CXO Advisory recently published another study on momentum (otherwise known as relative strength) and style rotation. Not surprisingly, their conclusion was:
In summary, a simple style momentum strategy implemented with ETFs may perform well compared to the overall stock market and individual style ETFs.
Since we have been using style funds in some of our relative strength strategies for years, we could have told you the same thing, but it is always nice to have some validation by a completely independent party.
Relative strength is an incredibly adaptable method. We’ve demonstrated in our own white papers that it works nicely with stocks and asset classes. It works for industry rotation and style rotation. There is lots of third-party validation as well, whether from CXO Advisory here, other practitioners, or academics.
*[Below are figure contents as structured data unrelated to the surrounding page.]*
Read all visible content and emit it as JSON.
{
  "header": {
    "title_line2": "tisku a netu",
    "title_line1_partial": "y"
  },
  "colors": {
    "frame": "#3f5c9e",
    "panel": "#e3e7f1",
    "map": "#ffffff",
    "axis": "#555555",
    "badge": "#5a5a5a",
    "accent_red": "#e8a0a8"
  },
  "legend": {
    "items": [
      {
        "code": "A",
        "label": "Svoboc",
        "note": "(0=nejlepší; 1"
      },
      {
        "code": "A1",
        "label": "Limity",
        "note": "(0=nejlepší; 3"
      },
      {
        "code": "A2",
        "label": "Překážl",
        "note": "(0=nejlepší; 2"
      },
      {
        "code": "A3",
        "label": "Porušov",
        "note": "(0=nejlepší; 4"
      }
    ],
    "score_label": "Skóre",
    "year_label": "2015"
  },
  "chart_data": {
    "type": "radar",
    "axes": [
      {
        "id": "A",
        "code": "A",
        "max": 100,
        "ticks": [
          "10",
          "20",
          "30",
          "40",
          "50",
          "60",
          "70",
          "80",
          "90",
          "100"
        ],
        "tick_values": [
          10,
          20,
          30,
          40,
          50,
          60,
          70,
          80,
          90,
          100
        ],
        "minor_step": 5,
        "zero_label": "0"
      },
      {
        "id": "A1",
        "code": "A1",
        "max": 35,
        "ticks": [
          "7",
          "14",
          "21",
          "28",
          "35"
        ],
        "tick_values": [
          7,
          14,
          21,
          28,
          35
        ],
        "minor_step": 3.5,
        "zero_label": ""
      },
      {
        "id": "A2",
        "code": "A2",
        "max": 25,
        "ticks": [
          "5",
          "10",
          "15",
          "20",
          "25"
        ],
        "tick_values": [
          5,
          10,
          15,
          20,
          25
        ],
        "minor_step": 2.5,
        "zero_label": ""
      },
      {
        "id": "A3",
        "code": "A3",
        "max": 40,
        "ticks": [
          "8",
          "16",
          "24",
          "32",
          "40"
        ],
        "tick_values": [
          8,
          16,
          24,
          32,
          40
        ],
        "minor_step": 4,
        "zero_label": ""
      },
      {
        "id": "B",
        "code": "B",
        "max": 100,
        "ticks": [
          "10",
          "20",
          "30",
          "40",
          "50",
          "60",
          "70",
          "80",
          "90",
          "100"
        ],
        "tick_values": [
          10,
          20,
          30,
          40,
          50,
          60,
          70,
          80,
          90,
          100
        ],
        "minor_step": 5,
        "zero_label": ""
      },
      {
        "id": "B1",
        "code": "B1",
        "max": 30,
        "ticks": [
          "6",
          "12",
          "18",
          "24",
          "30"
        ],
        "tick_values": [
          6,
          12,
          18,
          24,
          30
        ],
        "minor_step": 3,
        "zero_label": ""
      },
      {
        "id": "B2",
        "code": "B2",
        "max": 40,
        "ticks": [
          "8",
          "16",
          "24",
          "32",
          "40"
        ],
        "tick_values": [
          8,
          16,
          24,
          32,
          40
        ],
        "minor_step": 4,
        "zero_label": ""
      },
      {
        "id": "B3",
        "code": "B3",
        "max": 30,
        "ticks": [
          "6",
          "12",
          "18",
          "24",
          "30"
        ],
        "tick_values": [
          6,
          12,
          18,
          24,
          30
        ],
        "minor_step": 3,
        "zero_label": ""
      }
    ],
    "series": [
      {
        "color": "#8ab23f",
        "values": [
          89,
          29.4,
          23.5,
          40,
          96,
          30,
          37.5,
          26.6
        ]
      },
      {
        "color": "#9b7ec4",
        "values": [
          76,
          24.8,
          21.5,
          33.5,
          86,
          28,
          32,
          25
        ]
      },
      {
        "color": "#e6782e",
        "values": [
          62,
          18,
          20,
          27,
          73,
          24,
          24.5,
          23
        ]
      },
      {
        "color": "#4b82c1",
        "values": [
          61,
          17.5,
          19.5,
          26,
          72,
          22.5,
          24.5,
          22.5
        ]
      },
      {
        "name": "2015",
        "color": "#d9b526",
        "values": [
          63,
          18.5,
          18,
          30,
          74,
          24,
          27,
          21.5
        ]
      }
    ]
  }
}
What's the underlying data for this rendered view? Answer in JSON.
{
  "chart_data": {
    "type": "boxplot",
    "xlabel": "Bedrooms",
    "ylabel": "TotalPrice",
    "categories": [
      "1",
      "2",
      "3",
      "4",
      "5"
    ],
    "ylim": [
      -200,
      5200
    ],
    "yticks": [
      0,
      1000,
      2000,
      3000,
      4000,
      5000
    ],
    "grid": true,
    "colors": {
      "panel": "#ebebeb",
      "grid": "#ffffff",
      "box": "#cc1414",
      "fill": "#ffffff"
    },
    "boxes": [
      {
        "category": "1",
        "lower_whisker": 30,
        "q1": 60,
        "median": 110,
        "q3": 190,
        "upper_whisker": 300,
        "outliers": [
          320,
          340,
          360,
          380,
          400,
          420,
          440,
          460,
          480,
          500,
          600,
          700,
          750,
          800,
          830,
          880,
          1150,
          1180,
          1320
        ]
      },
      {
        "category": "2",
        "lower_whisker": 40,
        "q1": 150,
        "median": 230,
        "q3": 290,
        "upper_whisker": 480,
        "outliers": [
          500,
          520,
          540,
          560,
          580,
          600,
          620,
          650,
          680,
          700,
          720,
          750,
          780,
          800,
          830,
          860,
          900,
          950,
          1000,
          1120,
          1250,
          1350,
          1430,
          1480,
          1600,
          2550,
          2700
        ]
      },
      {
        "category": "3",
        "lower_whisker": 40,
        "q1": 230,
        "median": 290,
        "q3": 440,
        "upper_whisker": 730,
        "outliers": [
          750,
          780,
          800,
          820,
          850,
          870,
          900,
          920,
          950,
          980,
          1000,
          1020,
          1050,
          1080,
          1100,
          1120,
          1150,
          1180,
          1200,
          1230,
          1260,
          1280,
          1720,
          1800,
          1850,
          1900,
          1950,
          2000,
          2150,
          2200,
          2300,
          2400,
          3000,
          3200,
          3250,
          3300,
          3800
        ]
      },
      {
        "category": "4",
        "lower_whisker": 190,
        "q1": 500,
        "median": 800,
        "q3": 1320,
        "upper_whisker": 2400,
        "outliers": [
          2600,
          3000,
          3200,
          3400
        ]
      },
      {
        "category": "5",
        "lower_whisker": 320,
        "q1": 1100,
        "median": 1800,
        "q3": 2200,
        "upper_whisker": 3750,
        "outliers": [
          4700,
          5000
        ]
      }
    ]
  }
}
One of the things I particularly like about relative strength is that it can deal with a disparate basket of assets, which is considerably more difficult with other proven return factors like deep value. Value is not too tricky when comparing two similar assets, like two stocks. If you want to get more sophisticated, you can even build a complicated model to determine if stocks are cheaper than bonds. But how easy is it to determine whether crude oil, Apple Computer, or emerging market debt is cheapest? The assets and the metrics typically used to value them are not universal. With relative strength-no problem. It’s not difficult to determine which is the strongest asset and it can be done on an apples-to-apples basis.